A slide in one of Pablos Holman’s popular TED Talks simply reads “I’m a bada**.”

It’s true. The hacker turned futurist, and recently announced Interchange Madrid keynote speaker, is edgy and honest—exactly what you want in an inventor who’s heading up a lab devoted to finding solutions to some of the world’s biggest problems.

Mosquito death ray

Take malaria for example. Holman draws on his hacker roots to come up with an effective, yet oddly entertaining way to solve this disease that kills nearly a million Africans every year.

Using consumer electronics, Holman and his cohorts at Intellectual Labs in Seattle developed a lethal laser that targets the female mosquito that carries the disease.

“As long as it’s not cute, you can kill it,” Holman jokingly exclaims in one of his insanely popular TEDx Talks.

The lab’s laser can identify the female mosquito and zap it with a blast of lethal energy. You can see some super slow-motion highlights here

The laser array can be placed around schools, homes, villages, even crops. Pablos says it’s a plan even PETA can get behind, pointing to the fact that there aren’t a lot of people advocating for the humane treatment of a mosquito.

Hacktivism

Pablos’ brand of humanitarianism has been honed from his days as a hacker. He’s well known for exposing flaws in new chipped credit cards that made it easy for identity thieves to steal sensitive information. Or that time he put a tablet on wheels and drove it around conferences, collecting logon credentials and proudly displaying them on the screen.

These (possibly illegal) techniques inspired Pablos to approach problem solving from the standpoint of a hacker. By generating a protocol diagram, Pablos and his fellow scientists can identify every point where they can attack. 

The future for this futurist

Pablos and his brain trust are taking this same approach to finding a fix for some of the biggest issues facing our planet.

Worried about our nation’s mounting stockpile of nuclear waste? By hacking the problem, Pablos figures it’s possible to create a reactor that can re-burn this spent nuclear fuel to create carbon-free energy for the foreseeable future.

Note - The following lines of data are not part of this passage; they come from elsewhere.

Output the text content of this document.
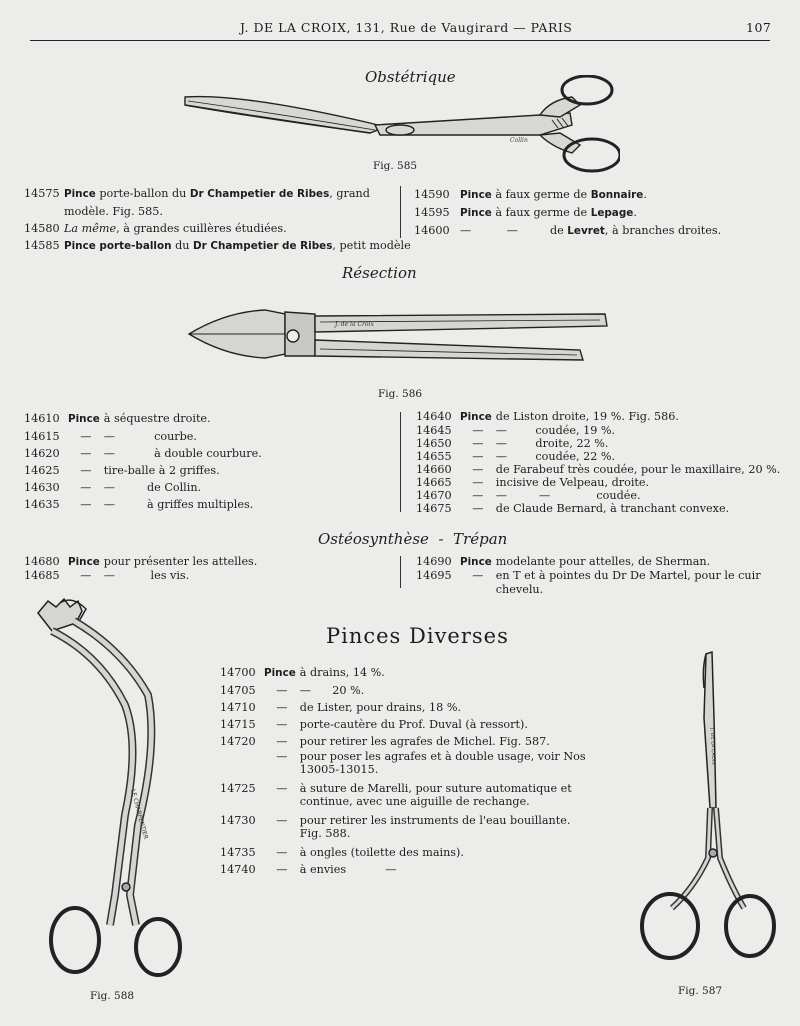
J. DE LA CROIX, 131, Rue de Vaugirard — PARIS	107
Obstétrique
Collin
Fig. 585
14575 Pince porte-ballon du Dr Champetier de Ribes, grand
modèle. Fig. 585.
14580 La même, à grandes cuillères étudiées.
14585 Pince porte-ballon du Dr Champetier de Ribes, petit modèle
14590 Pince à faux germe de Bonnaire.
14595 Pince à faux germe de Lepage.
14600 —          —         de Levret, à branches droites.
Résection
J. de la Croix
Fig. 586
14610	Pince	à séquestre droite.
14615	—	—           courbe.
14620	—	—           à double courbure.
14625	—	tire-balle à 2 griffes.
14630	—	—         de Collin.
14635	—	—         à griffes multiples.
14640	Pince	de Liston droite, 19 %. Fig. 586.
14645	—	—        coudée, 19 %.
14650	—	—        droite, 22 %.
14655	—	—        coudée, 22 %.
14660	—	de Farabeuf très coudée, pour le maxillaire, 20 %.
14665	—	incisive de Velpeau, droite.
14670	—	—         —             coudée.
14675	—	de Claude Bernard, à tranchant convexe.
Ostéosynthèse -  Trépan
14680	Pince	pour présenter les attelles.
14685	—	—          les vis.
14690	Pince	modelante pour attelles, de Sherman.
14695	—	en T et à pointes du Dr De Martel, pour le cuir
		chevelu.
Pinces Diverses
14700	Pince	à drains, 14 %.
14705	—	—      20 %.
14710	—	de Lister, pour drains, 18 %.
14715	—	porte-cautère du Prof. Duval (à ressort).
14720	—	pour retirer les agrafes de Michel. Fig. 587.
	—	pour poser les agrafes et à double usage, voir Nos
		13005-13015.
14725	—	à suture de Marelli, pour suture automatique et
		continue, avec une aiguille de rechange.
14730	—	pour retirer les instruments de l'eau bouillante.
		Fig. 588.
14735	—	à ongles (toilette des mains).
14740	—	à envies           —
LE CHARPENTIER
Fig. 588
J. DE LA CROIX
Fig. 587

What about protecting coastal cities from being flattened by intense tropical storms? Pablos has hacked a way to rob storms of the energy they need, cooling the surface of the ocean. Slowing and possibly even reversing the effects of global warming? Pablos’ plan involves helium balloons and a super long garden hose.

“It used to be you had to die to innovate,” he says. “Experiments used to hinge or who survived and who ultimately did not.”

Pablos’ vision is to innovate in less than a generation.

Be kind to robots

Robots are becoming more skilled. I mean, have you seen this recent YouTube clip from Boston Dynamics? It vaguely resembles the scene from Jurassic Park where a group of velociraptors stalks two young children in the park’s kitchen.

These clips, along with other examples of advancing robot intelligence, prove that we’re approaching a new age.

“Something important is about to happen,” said Pablos. “Robots are coming to take your job, they’re coming to drive your car, they’re coming to do all kinds of things that you do right now.

“They’re going to perform surgery, they’re going to take every remedial, repetitive, dangerous job that humans are trying to do now.”

In anticipation of when machines finally become our overlords, Pablos suggests we be more compassionate towards the robots who make our everyday lives a little easier. Shower Siri with praise, show your appreciation for Alexa, don’t forget to give Google some love every now and then. It may seem ironic, but Pablos suggests that we need to take the lead when it comes to teaching these non-human AI assistants a little lesson about humanity.

“Right now we are terrible role models for robots,” he said.

Pablos’ hope is that perhaps robots will follow suit if they see us taking care of each other’s psychological wellbeing. And when the time finally comes when our jobs are replaced by robots, Pablos says we should do what humans are uniquely good at doing—figuring out how to take care of other humans.